From the perspective of orthodox Christianity, the basic
problem with National Socialism was one of idolatry – it had substituted race
and nation for God, thus making idols out of them. Communism was no solution – it was
officially atheistic and guilty of the same kind of atrocities as the Third
Reich on a larger scale. T. S. Eliot,
in noting that “it is only in returning to the eternal source of truth that we
can hope for any social organization which will not, to its ultimate
destruction, ignore some essential aspect of reality” and that democracy by
itself “does not contain enough positive content to stand alone against the
forces that you dislike” made the well-known statement that “If you will not
have God (and He is a jealous God) you should pay your respects to Hitler or
Stalin”. The wisdom in Eliot’s
assessment of the situation has, of course, gone largely unheeded since.

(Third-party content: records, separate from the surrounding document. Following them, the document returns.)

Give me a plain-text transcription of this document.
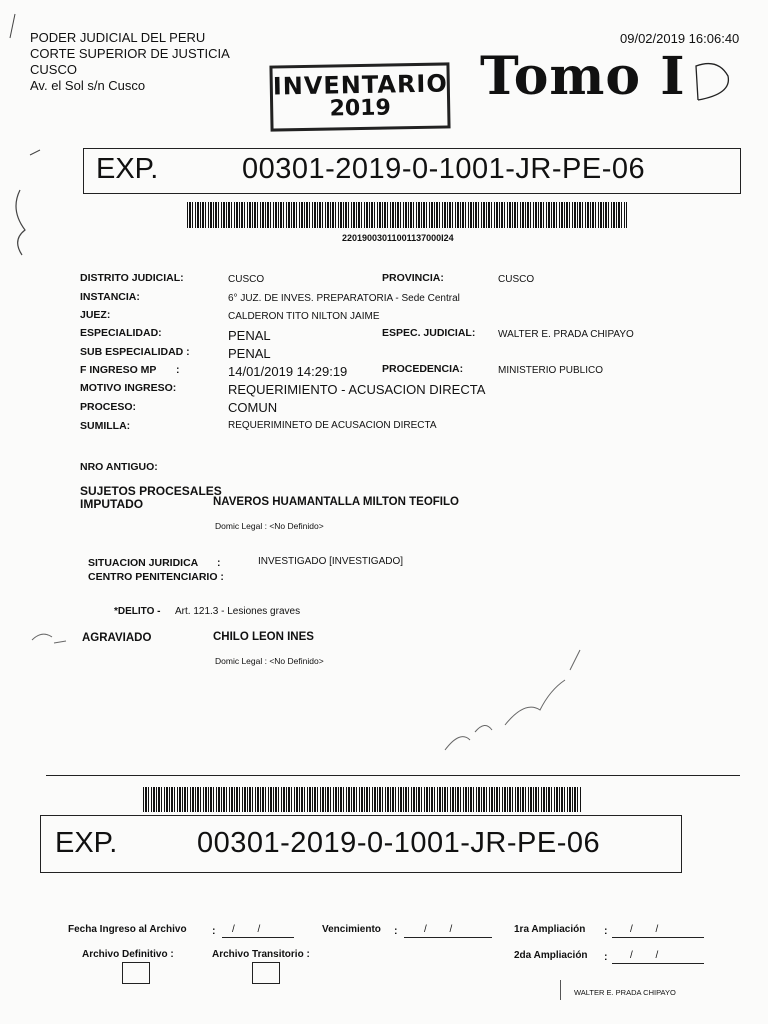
PODER JUDICIAL DEL PERU
CORTE SUPERIOR DE JUSTICIA
CUSCO
Av. el Sol s/n Cusco
09/02/2019 16:06:40
INVENTARIO
2019
Tomo I
EXP.	00301-2019-0-1001-JR-PE-06
22019003011001137000I24
DISTRITO JUDICIAL:	CUSCO	PROVINCIA:	CUSCO
INSTANCIA:	6° JUZ. DE INVES. PREPARATORIA - Sede Central
JUEZ:	CALDERON TITO NILTON JAIME
ESPECIALIDAD:	PENAL	ESPEC. JUDICIAL: WALTER E. PRADA CHIPAYO
SUB ESPECIALIDAD :	PENAL
F INGRESO MP :	14/01/2019 14:29:19	PROCEDENCIA:	MINISTERIO PUBLICO
MOTIVO INGRESO:	REQUERIMIENTO - ACUSACION DIRECTA
PROCESO:	COMUN
SUMILLA:	REQUERIMINETO DE ACUSACION DIRECTA
NRO ANTIGUO:
SUJETOS PROCESALES
IMPUTADO	NAVEROS HUAMANTALLA MILTON TEOFILO
Domic Legal : <No Definido>
SITUACION JURIDICA :	INVESTIGADO [INVESTIGADO]
CENTRO PENITENCIARIO :
*DELITO - Art. 121.3 - Lesiones graves
AGRAVIADO	CHILO LEON INES
Domic Legal : <No Definido>
EXP.	00301-2019-0-1001-JR-PE-06
Fecha Ingreso al Archivo : / /	Vencimiento :	/ /	1ra Ampliación : / /
Archivo Definitivo :	Archivo Transitorio :	2da Ampliación : / /
WALTER E. PRADA CHIPAYO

Today’s racial nationalisms, whether black or white, repeat
National Socialism’s basic error of making idols out of race and nation, to
which they add the error of confusing the two categories, a mistake Hitler
never made. The basic mistake of liberalism’s
vision is best described as the naïve belief that we can have the “brotherhood
of mankind” without first having the “Fatherhood of God”. The Left’s anti-racism, however, dwarfs all
of these other Modern and Postmodern heresies, including them within itself –
it has made idols out of every non-white race and nation – while heaping others
on top of them. It is a religion which
requires confession of a “sin” – being white – that one can neither help nor
turn from, while offering only bondage rather than absolution to those who confess. In rejection of Him Who offered Himself as
the scapegoat to end all scapegoats (see René Girard’s Things Hidden Since the Foundation of the World, 1978) it has made
white people into a scapegoat for “people of colour”, much as Hitler made the
Jews into a scapegoat for the Aryans.
It is an evil crying out for condemnation and the test of the faithful
in this day is whether they will find the courage to condemn it.